Within just 16 hours of release, it shot to the #1 trending position worldwide on Hugging Face.

---
What Makes PaddleOCR-VL Stand Out
Key Achievements:
- First place in all four evaluated dimensions on OmniDocBench V1.5
- Highly efficient — runs comfortably on a personal computer
- Exceptional adaptability — handles complex PDFs and images with messy formatting
- Industry-ready — easy integration into existing workflows
Real-world capabilities:
- Understands logical document structure
- Recognizes mathematical expressions, tables, and multi-column layouts
- Maintains accuracy with distorted, noisy, or partially obscured samples

---
The Four Core Capabilities & SOTA Scores
1. Text Recognition — Score: 96.5
- Supports 109 languages, including Chinese, English, French, Arabic, and more
- Handles handwriting, vertical text, and artistic fonts
- Overcomes traditional OCR limitations of “print-only” recognition
Example: Even a crumpled receipt in poor lighting with folded text is handled perfectly:

---
2. Formula Recognition — Score: 91.4
- Achieved CDM score: 0.9453
- Precise LaTeX generation for complex formulas in papers, textbooks, and tests
- Outperformed community favorites like MinerU and MonkeyOCR-pro-3B
- Only model scoring above 90 in formula recognition capability

---
3. Table Understanding — Score: 89.8
- Accurately parses nested tables and merged cells
- Converts unstructured image data into analyzable structured formats

---
4. Reading Order — Error Rate: 0.043 (Lowest)
- Reads like a human by reconstructing logical reading flow
- Predicts order for titles, body text, images, and captions

---
More Than Just OCR — Broad Competence
Beyond its four core strengths, PaddleOCR-VL excels in:
- Chart extraction
- Multi-column layout reconstruction
- Multi-page structured analysis

---
Under the Hood — Why It’s So Effective
Architectural Innovation
- Two-stage design:
- PP-DocLayoutV2: Layout analysis, semantic region detection, reading order prediction
- PaddleOCR-VL-0.9B: Fine-grained recognition of text, formulas, tables, charts
- Reduces hallucinations and misalignment common in multimodal models
Training Strategy
- Over 30 million samples covering text, tables, formulas, charts
- Data sourced from public datasets, synthetic generation, web sampling, and proprietary Baidu sets
- Difficult-case mining ensures robustness
Performance Metrics
- 1881 tokens/s on a single A100 GPU
- Text edit distance: 0.035
- Formula CDM: 91.43
- Table TEDS: 89.76
- Reading order error: 0.043
---
Real-World Testing: Wang Xingxing’s MS Thesis
Tested on Unitree Robotics founder Wang Xingxing’s thesis — a challenging mix of:
- Inline and standalone formulas
- Charts and illustrations
- Complex layouts
PaddleOCR-VL handled:
- Page logic reconstruction
- Diagram extraction
- Mixed content pages



---
Industry Impact
Key insights:
- Breaks the myth: “Big models are always better” — shows small, specialized models can lead in accuracy and efficiency
- Ideal for document-heavy industries: finance, education, government, research
- Integrates well into RAG systems for high-quality, controllable knowledge inputs
OCR has shifted from being a “text recognition tool” to a strategic entry point for AI to understand real-world unstructured data.

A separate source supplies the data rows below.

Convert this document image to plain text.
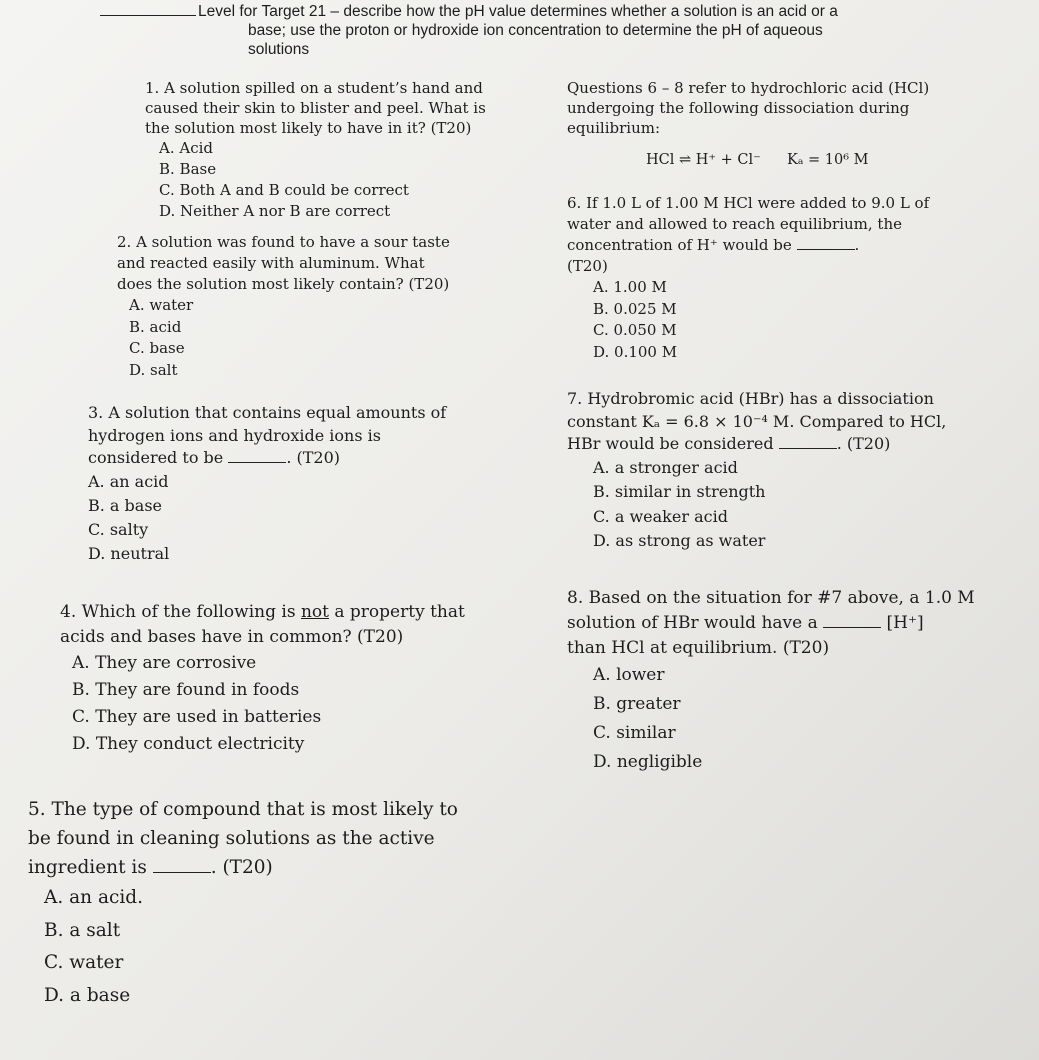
Level for Target 21 – describe how the pH value determines whether a solution is an acid or a
base; use the proton or hydroxide ion concentration to determine the pH of aqueous
solutions
1. A solution spilled on a student’s hand and
caused their skin to blister and peel. What is
the solution most likely to have in it? (T20)
A. Acid
B. Base
C. Both A and B could be correct
D. Neither A nor B are correct
2. A solution was found to have a sour taste
and reacted easily with aluminum. What
does the solution most likely contain? (T20)
A. water
B. acid
C. base
D. salt
3. A solution that contains equal amounts of
hydrogen ions and hydroxide ions is
considered to be	. (T20)
A. an acid
B. a base
C. salty
D. neutral
4. Which of the following is not a property that
acids and bases have in common? (T20)
A. They are corrosive
B. They are found in foods
C. They are used in batteries
D. They conduct electricity
5. The type of compound that is most likely to
be found in cleaning solutions as the active
ingredient is	. (T20)
A. an acid.
B. a salt
C. water
D. a base
Questions 6 – 8 refer to hydrochloric acid (HCl)
undergoing the following dissociation during
equilibrium:
HCl ⇌ H⁺ + Cl⁻ Kₐ = 10⁶ M
6. If 1.0 L of 1.00 M HCl were added to 9.0 L of
water and allowed to reach equilibrium, the
concentration of H⁺ would be	.
(T20)
A. 1.00 M
B. 0.025 M
C. 0.050 M
D. 0.100 M
7. Hydrobromic acid (HBr) has a dissociation
constant Kₐ = 6.8 × 10⁻⁴ M. Compared to HCl,
HBr would be considered	. (T20)
A. a stronger acid
B. similar in strength
C. a weaker acid
D. as strong as water
8. Based on the situation for #7 above, a 1.0 M
solution of HBr would have a	[H⁺]
than HCl at equilibrium. (T20)
A. lower
B. greater
C. similar
D. negligible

Precision in OCR directly impacts the reliability of downstream AI tasks in search, Q&A, and analytics.
---
Open Source & Resources
- GitHub: https://github.com/PaddlePaddle/PaddleOCR
- Technical Report: https://arxiv.org/pdf/2510.14528
- Demo: https://aistudio.baidu.com/application/detail/98365
---
PaddleOCR-VL in AI Content Ecosystem
Platforms like AiToEarn enable creators to integrate PaddleOCR-VL into AI-powered workflows:
- Multi-platform content publishing (Douyin, Kwai, WeChat, Bilibili, Xiaohongshu, Facebook, Instagram, LinkedIn, Threads, YouTube, Pinterest, X)
- Analytics and monetization
- Open-source toolkits: AiToEarn GitHub
- Model ranking insights: AI模型排名
By combining high-precision OCR parsing with publishing and analytics frameworks, content creators can streamline workflows from document analysis to cross-platform monetization.
---
Bottom Line
PaddleOCR-VL stands out as:
- Lightweight yet powerful
- Industry adaptable
- Global benchmark setter
It is not only advancing the OCR field but also showing how targeted design and smart engineering can challenge — and outperform — much larger multimodal models.